2 thoughts on “Six solo eating reflections”

  1. Why do you force yourself to write when you don’t have anything to say? This was a messy article. You were all over the place. Jumping through thoughts and ideas without elaborate one from start to finish. I seriously didn’t get anything from this article. Just delirious words. Trust me, that’s not how you write a book. Do not compare this messy articles with writing a descent book.
    If you think you’re able to write a book, do it. Assuming that the fact that you have written shitty articles like this one, would be the same as writing 3 books, is a big insult to the real writers.

    1. Thank you for taking the time to share!

      I don’t expect that all of my articles will resonate. Some will inevitably suck. You thought this one did. I could gently nudge you toward the beginning of the article where I specified this was a #aDayInTheLife post, light on the profound reflections. I could ask why you kept reading if you know these types of pieces aren’t your cup of tea. Yet, I don’t think that’s the point.

      I don’t force myself to write, but I can see how my musings on how I debate not writing anymore every time I sit down to write these articles gave that impression.

      It’s the curse of creativity, we obsess over how everything has been said or done already and 100x better, over how there’s no point in us writing anymore or drawing or singing. We fear people will hate our work, ridicule us or worse, ignore us completely.

      Why do we do this to ourselves?! Well, because as I said in the article “without fail, when I do sit down to write a new article every month, there’s this intimacy in the air between my laptop, my brain, and my fingers. I have things to say. This is a blessing I don’t take for granted, even though I’m still ignorant of how it all works and I’m OBSESSED with knowing how things work.”

      On the other hand, Joanna, it’s such a delicate muscle. We have to be gentle with it, but firm.

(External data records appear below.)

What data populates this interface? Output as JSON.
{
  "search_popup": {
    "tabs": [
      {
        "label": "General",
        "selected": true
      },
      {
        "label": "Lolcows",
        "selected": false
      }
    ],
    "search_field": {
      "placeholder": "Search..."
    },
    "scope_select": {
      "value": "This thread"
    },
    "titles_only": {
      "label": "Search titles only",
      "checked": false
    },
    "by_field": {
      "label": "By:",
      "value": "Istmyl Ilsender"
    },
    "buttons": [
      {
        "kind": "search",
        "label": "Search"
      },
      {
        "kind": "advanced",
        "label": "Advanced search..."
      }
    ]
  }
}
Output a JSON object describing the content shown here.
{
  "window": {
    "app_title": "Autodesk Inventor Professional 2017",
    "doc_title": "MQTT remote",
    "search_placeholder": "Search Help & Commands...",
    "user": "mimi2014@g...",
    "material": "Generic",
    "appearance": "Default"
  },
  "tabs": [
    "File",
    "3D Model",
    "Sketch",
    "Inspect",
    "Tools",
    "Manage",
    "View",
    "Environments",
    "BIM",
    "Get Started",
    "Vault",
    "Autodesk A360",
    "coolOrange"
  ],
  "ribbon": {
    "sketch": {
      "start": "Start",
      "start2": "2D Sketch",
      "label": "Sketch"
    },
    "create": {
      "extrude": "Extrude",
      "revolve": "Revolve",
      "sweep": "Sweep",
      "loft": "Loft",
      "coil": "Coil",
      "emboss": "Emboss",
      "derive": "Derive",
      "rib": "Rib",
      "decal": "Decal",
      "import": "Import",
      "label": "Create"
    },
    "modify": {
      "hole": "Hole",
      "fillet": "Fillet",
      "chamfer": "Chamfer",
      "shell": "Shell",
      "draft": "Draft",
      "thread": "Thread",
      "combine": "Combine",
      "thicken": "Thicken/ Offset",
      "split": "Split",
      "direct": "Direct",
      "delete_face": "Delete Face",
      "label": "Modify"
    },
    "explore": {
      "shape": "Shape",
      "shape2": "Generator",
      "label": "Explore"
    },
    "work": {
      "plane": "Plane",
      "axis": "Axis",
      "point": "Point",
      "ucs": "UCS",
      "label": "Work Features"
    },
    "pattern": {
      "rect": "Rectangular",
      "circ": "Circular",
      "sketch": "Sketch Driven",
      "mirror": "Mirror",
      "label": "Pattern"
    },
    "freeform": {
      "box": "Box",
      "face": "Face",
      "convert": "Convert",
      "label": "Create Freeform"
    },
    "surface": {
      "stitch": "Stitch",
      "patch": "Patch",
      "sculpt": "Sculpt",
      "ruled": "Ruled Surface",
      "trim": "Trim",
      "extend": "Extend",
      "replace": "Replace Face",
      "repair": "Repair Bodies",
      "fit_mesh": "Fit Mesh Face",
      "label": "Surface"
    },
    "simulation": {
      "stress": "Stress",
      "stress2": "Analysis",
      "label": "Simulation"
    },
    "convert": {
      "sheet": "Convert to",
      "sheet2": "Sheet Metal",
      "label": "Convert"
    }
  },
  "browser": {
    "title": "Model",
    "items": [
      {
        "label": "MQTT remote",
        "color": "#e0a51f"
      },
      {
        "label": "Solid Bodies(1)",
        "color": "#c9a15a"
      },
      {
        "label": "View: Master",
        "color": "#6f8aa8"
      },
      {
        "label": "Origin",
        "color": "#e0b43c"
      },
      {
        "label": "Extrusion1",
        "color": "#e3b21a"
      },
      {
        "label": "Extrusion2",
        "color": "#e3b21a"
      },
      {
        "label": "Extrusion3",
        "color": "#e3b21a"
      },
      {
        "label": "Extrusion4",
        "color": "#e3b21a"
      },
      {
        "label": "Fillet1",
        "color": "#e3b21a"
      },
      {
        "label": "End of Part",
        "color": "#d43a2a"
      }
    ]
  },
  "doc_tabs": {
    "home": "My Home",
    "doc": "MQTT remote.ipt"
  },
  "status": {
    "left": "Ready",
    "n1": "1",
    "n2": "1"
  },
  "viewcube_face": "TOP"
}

      For me, this looks like showing up on The Inner Dolphin every month.
      In 2018, I published a new article every single day. In 2020, I switched to a weekly schedule. I approach the whole thing with humbleness and curiosity, never with expectations or force.

      “I’ll write when I feel like it” doesn’t work for me, but showing up here month after a month does and it feels right.

      You had a problem with me pointing out that the 197805 words I’ve shared on here equal 3 books. You found this “a big insult to the real writers.”

      Wow, do I hate this gatekeeping narrative of “real” anything! It’s so 1880s, Joanna, and we shouldn’t amplify it. If you paint, you’re a painter. I don’t care what tools you use or what an acclaimed critic or your high school frenemy think of your drawings. If you write, you’re a writer. That’s it.

      People liking and sharing my work doesn’t make me a writer. People telling me an article of mine changed their life don’t make me a writer. Writing a book doesn’t make me a writer.

      We’re so obsessed with milestones that we overlook the one thing that matters, the process. As the saying goes: “Do you want to write, or do you want to be a writer?”

      This implication that people miraculously become a real anything when they achieve a goal, whether that’s you finding my article worthy or me writing a decent book or money or fame, is harmful.

      There’s only one thing that makes me a real writer, sitting my ass down and writing. Even when I don’t “feel” like doing it, even when the end product isn’t life-changing or even likable.

      I have one obligation to my readers and it’s not that you’ll like or find value in everything I say. My commitment can be roughly summed up in one sentence from the book Writing Without Bullshit: “Treat the reader’s time as more valuable than your own.”

      If this reply is a testament to one thing, it’s that I do and always will.